Matamoros – Klinger 
Gausdal Junior World Championship 1986A special case. In great time trouble White touched his Knight, saw he could have won by simply Rxg6, panicked about losing his Rg7 now, and resigned. With 36.Nh5+ however, he could have reached the same position and still have taken the Knight: 36…Ke8 37.Nf6+ Kf8 or Kd8 and now 38.Rxg6 winning a piece and with a winning attack.


White to play

Both – Späte 
Women’s Championship Germany, Bad Lauterberg 1987 A parallel to Keller – Schlemmer (diagram 7). This too, was a decisive last round of a German Women’s Championship and here too, White resigned in a won position. In view of g7+, 40.Kc1 would have been enough. Had White won she, and not Späte, would have been champion.


White to play 

Hartmann – Rädisch 
Correspondence, 1987 In this position, again from a correspondence game, White resigned as the passed pawns cannot be stopped.
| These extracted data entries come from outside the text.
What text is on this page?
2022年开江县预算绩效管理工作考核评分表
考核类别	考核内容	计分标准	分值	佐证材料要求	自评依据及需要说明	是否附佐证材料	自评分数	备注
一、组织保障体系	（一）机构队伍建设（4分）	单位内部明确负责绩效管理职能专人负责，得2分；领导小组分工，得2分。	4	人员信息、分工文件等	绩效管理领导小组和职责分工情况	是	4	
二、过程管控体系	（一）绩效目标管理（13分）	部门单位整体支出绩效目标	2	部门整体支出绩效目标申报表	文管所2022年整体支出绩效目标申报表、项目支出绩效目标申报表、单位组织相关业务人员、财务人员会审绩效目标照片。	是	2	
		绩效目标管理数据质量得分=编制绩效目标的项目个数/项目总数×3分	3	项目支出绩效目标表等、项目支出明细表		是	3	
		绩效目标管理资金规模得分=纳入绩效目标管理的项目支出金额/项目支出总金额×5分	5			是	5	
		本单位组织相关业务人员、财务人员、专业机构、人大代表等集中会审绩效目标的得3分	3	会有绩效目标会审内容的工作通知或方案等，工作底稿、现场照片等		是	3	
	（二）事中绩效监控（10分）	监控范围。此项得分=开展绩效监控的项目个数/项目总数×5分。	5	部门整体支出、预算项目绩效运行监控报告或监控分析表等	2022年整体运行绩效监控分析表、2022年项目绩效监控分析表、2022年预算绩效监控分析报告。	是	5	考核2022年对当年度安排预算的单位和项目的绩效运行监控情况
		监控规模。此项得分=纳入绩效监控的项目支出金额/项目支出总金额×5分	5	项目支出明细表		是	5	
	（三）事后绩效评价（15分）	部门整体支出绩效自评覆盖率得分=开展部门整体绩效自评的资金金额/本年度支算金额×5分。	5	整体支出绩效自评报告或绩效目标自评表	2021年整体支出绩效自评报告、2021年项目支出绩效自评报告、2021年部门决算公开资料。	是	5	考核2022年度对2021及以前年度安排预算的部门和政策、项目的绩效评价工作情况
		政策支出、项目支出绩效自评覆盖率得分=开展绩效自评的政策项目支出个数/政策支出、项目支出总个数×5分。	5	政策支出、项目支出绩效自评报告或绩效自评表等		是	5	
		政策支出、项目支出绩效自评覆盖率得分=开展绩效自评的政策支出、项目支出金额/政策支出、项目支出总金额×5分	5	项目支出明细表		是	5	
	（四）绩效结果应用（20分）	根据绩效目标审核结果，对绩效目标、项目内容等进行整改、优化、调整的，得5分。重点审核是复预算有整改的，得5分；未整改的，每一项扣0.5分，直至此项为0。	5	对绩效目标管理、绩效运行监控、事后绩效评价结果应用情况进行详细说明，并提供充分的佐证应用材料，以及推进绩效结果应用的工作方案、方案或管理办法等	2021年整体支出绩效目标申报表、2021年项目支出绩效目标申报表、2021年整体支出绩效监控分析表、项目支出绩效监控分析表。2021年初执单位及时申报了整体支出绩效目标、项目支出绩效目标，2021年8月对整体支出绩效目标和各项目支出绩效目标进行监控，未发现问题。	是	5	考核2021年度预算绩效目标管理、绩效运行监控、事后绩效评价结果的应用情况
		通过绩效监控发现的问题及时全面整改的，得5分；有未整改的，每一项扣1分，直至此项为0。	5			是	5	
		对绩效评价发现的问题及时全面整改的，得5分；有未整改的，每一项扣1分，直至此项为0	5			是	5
He didn’t see that they do not need to be stopped: 1.Re2! c2 2.Kd4 and Re6 mate. Even 1.Ra1 wins (b2 2.Re1 Kc5 3.Kd3)


White to play 

Nagler – Wolkenstein 
Eberswalde 1995 Total blindness. After 1.Bd4? (Qxa1!) Black resigned, missing the not too difficult 1…Nc2+ and Black remains a rook up.


White to play

Glek – Lazarev 
Porto San Giorgio 1997 Black had been pestered with a threat on f8 for a long time, and believed to have finally succumbed to it when White played 43.Rxf8+ He resigned, but after Kxf8 44.Bc5+ Re7 45.Bxe7+ Ke8, 46.Qxe4 would be forced, and Black shouldn’t have too much trouble winning, e.g. 46…dxe4 47.Bg5 a5 48.Bxf4 Kd7 49.Be5 g6 50.Kg1 Ke6 51.Bg7 Kd5 52.Kf2 Kc4 53.Ke3 b4 54.Kxe4 a4 55.Ke3 Kb3 56.Kd2 Ka2 and a pawn promotes.

I’m a bit surprised that there are only two example from after 1987. Isn’t this blunder en vogue anymore? Did I forget to collect? Any help?